Matteo Renzi rischia di andare a processo per il caso dei finanziamenti alla fondazione Open, fondazione nata per sostenere le iniziative politiche dell’ex premier e finita al centro di un’inchiesta per traffico d’influenze illecite, riciclaggio e finanziamento illecito ai partiti. Nei giorni scorsi undici persone, tra i più stretti collaboratori di Renzi, hanno ricevuto l’avviso di conclusione delle indagini. Matteo Renzi ha invocato l’immunità parlamentare e ha diffidato la procura dallo svolgere qualsiasi attività investigativa che riguardi la sua persona.
Il Corriere Fiorentino ha rivelato che a fine estate i legali del leader di Italia Viva hanno presentato alla Procura di Firenze “formale intimazione di astenersi dallo svolgimento di qualsivoglia attività investigativa preclusa dall’art. 68 della Costituzione e dell’articolo 4 della legge 140/2003, nonché nell’utilizzare conversazioni e corrispondenza casualmente captate senza previa autorizzazione della Camera di appartenenza”.

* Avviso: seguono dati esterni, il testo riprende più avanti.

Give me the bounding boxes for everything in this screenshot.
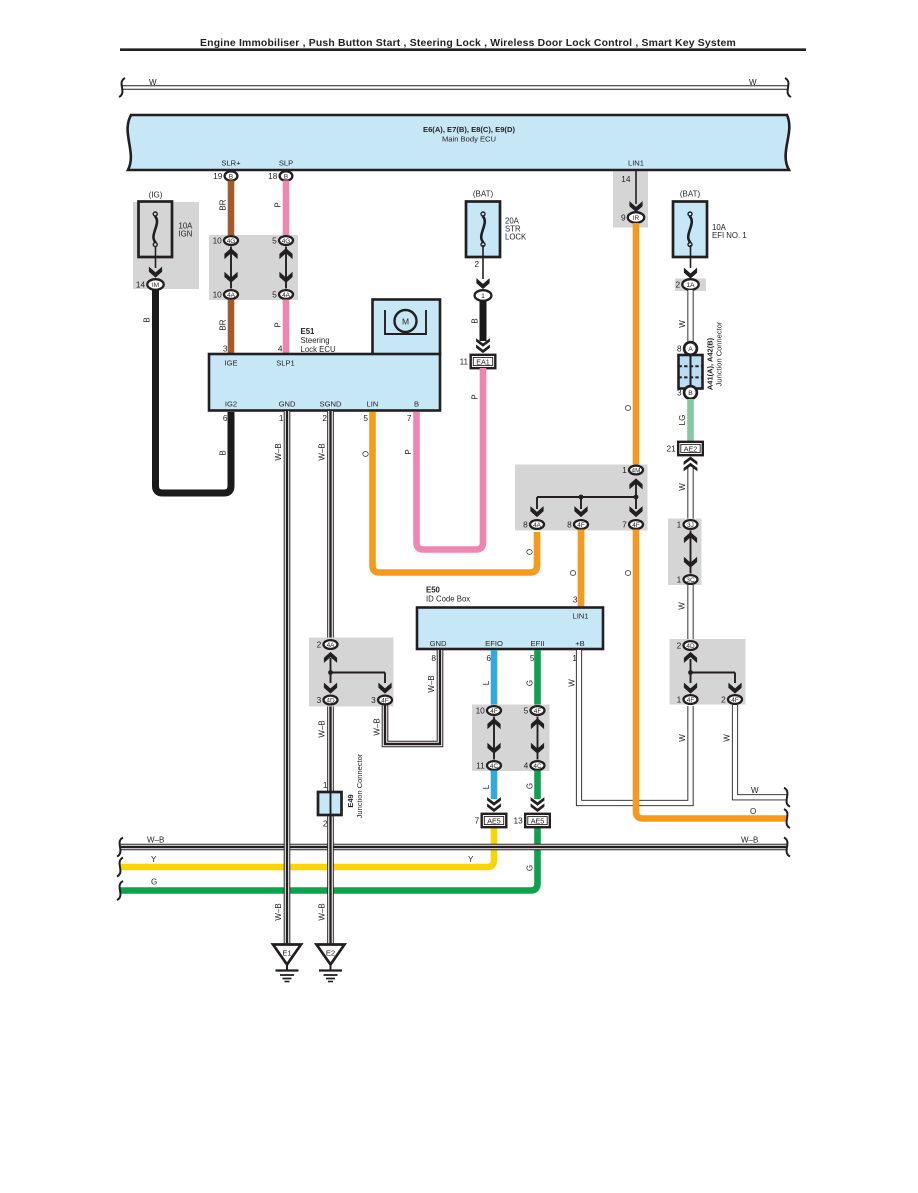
wire W +B to 4F1 [579, 650, 691, 803]
svg-text:8: 8 [677, 344, 682, 354]
junction lines 4D right [691, 659, 736, 683]
svg-text:O: O [526, 549, 535, 555]
ground E2 [317, 945, 345, 982]
break symbol W-B left [117, 838, 123, 857]
junction dot mid [579, 495, 584, 500]
arrow into IM [149, 267, 162, 278]
svg-text:AE5: AE5 [487, 816, 501, 825]
pin 3 B circle [677, 386, 697, 399]
svg-text:4F: 4F [490, 708, 498, 715]
svg-text:W–B: W–B [741, 836, 758, 845]
connector pin 18 B [268, 171, 292, 181]
svg-text:A41(A), A42(B): A41(A), A42(B) [706, 337, 715, 390]
pair arrow 4G-4A right [285, 247, 287, 289]
svg-text:(BAT): (BAT) [680, 190, 701, 199]
connector 10 4A [213, 290, 238, 300]
gray block 4F-4C [472, 705, 550, 772]
svg-text:W–B: W–B [318, 720, 327, 737]
svg-text:B: B [229, 173, 234, 180]
gray block 4D right [670, 639, 746, 705]
svg-text:EA1: EA1 [476, 357, 490, 366]
svg-text:2: 2 [721, 695, 726, 705]
svg-text:1: 1 [677, 695, 682, 705]
arrow into 4M [629, 478, 642, 489]
svg-text:2: 2 [317, 640, 322, 650]
fuse 20A STR LOCK [466, 202, 500, 258]
svg-text:E51: E51 [301, 327, 316, 336]
title underline [120, 48, 806, 51]
connector 2 4F right [721, 695, 742, 705]
break symbol top-right [785, 78, 791, 97]
svg-text:8: 8 [523, 520, 528, 530]
svg-text:W: W [678, 320, 687, 328]
svg-text:BR: BR [219, 319, 228, 330]
svg-text:W: W [678, 734, 687, 742]
connector 11 EA1 [460, 355, 496, 368]
svg-text:G: G [151, 878, 157, 887]
arrow into 1 [476, 278, 489, 289]
svg-text:11: 11 [476, 761, 485, 771]
arrow into 4F1 right [684, 683, 697, 694]
svg-text:11: 11 [460, 357, 469, 367]
svg-text:4C: 4C [533, 763, 542, 770]
junction lines 4M block [537, 483, 636, 509]
connector 11 4C [476, 761, 501, 771]
svg-text:G: G [526, 783, 535, 789]
arrow into 1A [684, 268, 697, 279]
wire LG B to AE2 [687, 399, 694, 441]
svg-text:1: 1 [279, 413, 284, 423]
svg-text:W–B: W–B [318, 903, 327, 920]
svg-text:3: 3 [371, 695, 376, 705]
svg-text:E6(A), E7(B), E8(C), E9(D): E6(A), E7(B), E8(C), E9(D) [423, 125, 515, 134]
wire fuse to 1A [690, 245, 692, 268]
wire W-B GND to E1 [284, 411, 291, 945]
connector 2 1A [675, 279, 698, 290]
svg-text:2: 2 [322, 413, 327, 423]
svg-text:G: G [526, 680, 535, 686]
connector 5 4A [272, 290, 293, 300]
connector 14 IM [136, 279, 164, 290]
svg-text:O: O [624, 570, 633, 576]
connector 2 4D [677, 641, 698, 651]
svg-text:1: 1 [677, 575, 682, 585]
svg-text:GND: GND [430, 639, 447, 648]
E51 block Steering Lock ECU [209, 354, 440, 411]
svg-text:W–B: W–B [427, 675, 436, 692]
svg-text:13: 13 [513, 816, 523, 826]
svg-text:Y: Y [151, 855, 157, 864]
arrow into 4A2 [324, 652, 337, 663]
gray strip IG fuse [133, 202, 199, 289]
svg-text:Lock ECU: Lock ECU [301, 345, 336, 354]
wire W-B 4F3 to E50 GND [385, 650, 440, 744]
connector 10 4G [213, 236, 238, 246]
connector 2 4A [317, 640, 338, 650]
connector 8 4A [523, 520, 544, 530]
svg-text:10: 10 [213, 236, 223, 246]
svg-text:4G: 4G [227, 238, 236, 245]
svg-text:W: W [568, 679, 577, 687]
svg-text:E49: E49 [346, 794, 355, 807]
connector 3 4D [317, 695, 338, 705]
junction connector E49 [318, 792, 342, 815]
svg-text:O: O [362, 451, 371, 457]
svg-text:4: 4 [524, 761, 529, 771]
svg-text:4D: 4D [326, 697, 335, 704]
svg-text:4F: 4F [577, 522, 585, 529]
double arrow into AE5 left [487, 803, 501, 812]
connector 7 AE5 [475, 814, 507, 827]
wire W top bus [122, 85, 788, 89]
svg-text:+B: +B [575, 639, 585, 648]
wire O 4F7 to break [636, 530, 787, 819]
svg-text:2: 2 [675, 280, 680, 290]
svg-text:2: 2 [677, 641, 682, 651]
gray block 3J-3C [668, 519, 702, 586]
connector 3 4F [371, 695, 392, 705]
wire W-B 4D to E2 [327, 706, 334, 945]
svg-text:4D: 4D [686, 643, 695, 650]
svg-text:4F: 4F [632, 522, 640, 529]
arrow into 4D2 [684, 652, 697, 663]
svg-text:LG: LG [678, 415, 687, 426]
wire W-B bottom bus [120, 844, 787, 851]
connector 8 4F [567, 520, 588, 530]
svg-text:W: W [723, 734, 732, 742]
svg-text:W: W [149, 78, 157, 87]
junction dot 4D right [688, 670, 693, 675]
svg-text:AE5: AE5 [531, 816, 545, 825]
svg-text:9: 9 [621, 213, 626, 223]
wire L 4C to AE5 [491, 771, 498, 800]
svg-text:8: 8 [431, 653, 436, 663]
connector pin 19 B [213, 171, 237, 181]
svg-text:4F: 4F [534, 708, 542, 715]
svg-text:W–B: W–B [373, 718, 382, 735]
break symbol Y left [117, 858, 123, 877]
motor bracket [385, 310, 426, 334]
svg-text:W–B: W–B [274, 443, 283, 460]
ground E1 [273, 945, 301, 982]
wire Y AE5 to left break [120, 827, 494, 867]
wire W-B SGND to 4A [327, 411, 334, 639]
double arrow below AE2 [684, 457, 698, 466]
svg-text:IG2: IG2 [225, 400, 237, 409]
svg-text:4A: 4A [282, 292, 291, 299]
gray block 4A-4D [309, 638, 394, 707]
double arrow into EA1 [476, 345, 490, 354]
svg-text:18: 18 [268, 171, 278, 181]
svg-text:2: 2 [323, 819, 328, 829]
svg-text:SLP: SLP [279, 159, 293, 168]
svg-text:EFIO: EFIO [485, 639, 503, 648]
svg-text:B: B [471, 318, 480, 323]
svg-text:1: 1 [622, 465, 627, 475]
svg-text:EFI NO. 1: EFI NO. 1 [712, 231, 747, 240]
svg-text:IM: IM [152, 282, 159, 289]
connector 21 AE2 [666, 442, 702, 455]
svg-text:LIN: LIN [367, 400, 379, 409]
svg-text:L: L [482, 680, 491, 685]
svg-text:ID Code Box: ID Code Box [426, 595, 470, 604]
svg-text:E50: E50 [426, 586, 441, 595]
junction lines 4A-4D [331, 658, 386, 683]
connector 5 4F [524, 706, 545, 716]
connector 1 4F right [677, 695, 698, 705]
svg-text:19: 19 [213, 171, 223, 181]
svg-text:1: 1 [323, 780, 328, 790]
connector 1 3J [677, 520, 698, 530]
connector 13 AE5 [513, 814, 549, 827]
svg-text:4: 4 [278, 344, 283, 354]
wire fuse to 1 [482, 245, 484, 279]
svg-text:W–B: W–B [274, 903, 283, 920]
connector 10 4F [476, 706, 501, 716]
svg-text:1: 1 [677, 520, 682, 530]
connector 1 3C [677, 575, 698, 585]
svg-text:BR: BR [219, 199, 228, 210]
svg-text:W: W [751, 786, 759, 795]
svg-text:4A: 4A [327, 642, 336, 649]
wire BR 4A to IGE [228, 300, 235, 355]
svg-text:SLP1: SLP1 [276, 359, 295, 368]
svg-text:3: 3 [677, 388, 682, 398]
svg-text:W: W [678, 483, 687, 491]
svg-text:L: L [482, 784, 491, 789]
svg-text:SGND: SGND [320, 400, 342, 409]
svg-text:10: 10 [213, 290, 223, 300]
svg-text:1A: 1A [687, 282, 696, 289]
svg-text:5: 5 [272, 236, 277, 246]
arrow into IR [629, 201, 642, 212]
svg-text:Engine Immobiliser , Push Butt: Engine Immobiliser , Push Button Start ,… [200, 38, 736, 49]
svg-text:3J: 3J [687, 522, 694, 529]
svg-text:EFII: EFII [531, 639, 545, 648]
svg-text:5: 5 [363, 413, 368, 423]
fuse 10A IGN [139, 202, 173, 258]
E50 block ID Code Box [417, 608, 603, 650]
svg-text:IGN: IGN [179, 230, 193, 239]
svg-text:3C: 3C [686, 577, 695, 584]
svg-text:B: B [414, 400, 419, 409]
svg-text:3: 3 [223, 344, 228, 354]
svg-text:7: 7 [407, 413, 412, 423]
svg-text:Y: Y [468, 855, 474, 864]
svg-text:LIN1: LIN1 [628, 159, 644, 168]
svg-text:5: 5 [530, 653, 535, 663]
svg-text:E1: E1 [282, 949, 291, 958]
svg-text:21: 21 [666, 444, 676, 454]
svg-text:SLR+: SLR+ [221, 159, 241, 168]
ECU block E6-E9 Main Body ECU [128, 115, 790, 170]
svg-text:14: 14 [621, 174, 631, 184]
connector 1 4M [622, 465, 643, 475]
svg-text:3: 3 [317, 695, 322, 705]
pin 8 A circle [677, 342, 697, 355]
svg-text:P: P [274, 202, 283, 207]
junction dot 4A-4D [328, 670, 333, 675]
svg-text:6: 6 [223, 413, 228, 423]
svg-text:G: G [526, 865, 535, 871]
svg-text:14: 14 [136, 280, 146, 290]
svg-text:IR: IR [633, 215, 640, 222]
wire fuse to IM [155, 246, 157, 268]
svg-text:A: A [688, 346, 693, 353]
pair arrow 3J-3C [690, 531, 692, 574]
svg-text:O: O [750, 807, 756, 816]
svg-text:B: B [284, 173, 289, 180]
svg-text:8: 8 [567, 520, 572, 530]
junction dot right [634, 495, 639, 500]
wire W 1A to A41 [687, 290, 693, 343]
break symbol W-B right [784, 838, 790, 857]
double arrow into AE5 right [531, 803, 545, 812]
wire W 3C to 4D [687, 585, 693, 640]
arrow into 4F2 right [728, 683, 741, 694]
svg-text:4M: 4M [632, 467, 641, 474]
svg-text:Junction Connector: Junction Connector [715, 321, 724, 386]
svg-text:M: M [402, 317, 409, 327]
junction connector A41 grid [679, 355, 703, 389]
break symbol G left [117, 881, 123, 900]
svg-text:E2: E2 [326, 949, 335, 958]
svg-text:LIN1: LIN1 [572, 612, 588, 621]
svg-text:1: 1 [481, 293, 485, 300]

In passato il senatore si è più volte espresso contro la garanzia prevista dall’articolo 68 e in più occasione ha sfidato i suoi avversari politici a rinunciare all’immunità per affrontare la giustizia in tribunale. Sul caso Open, però, Renzi ha deciso di agire diversamente. Il procuratore aggiunto Luca Turco, titolare dell’inchiesta, ha ritenuto che in questa caso l’esimente non sia applicabile e per questo ha rimandato la decisione alla Giunta elezioni e immunità parlamentari del Senato. Il pm ritene che le mail e i messaggi finiti agli atti provengono da altri indagati e per questo non dovrebbero essere secretati. Tra gli undici indagati per finanziamento illecito ci sono Luca Lotti, Maria Elena Boschi, Marco Carrai e l’ex presidente della fondazione Alberto Bianchi.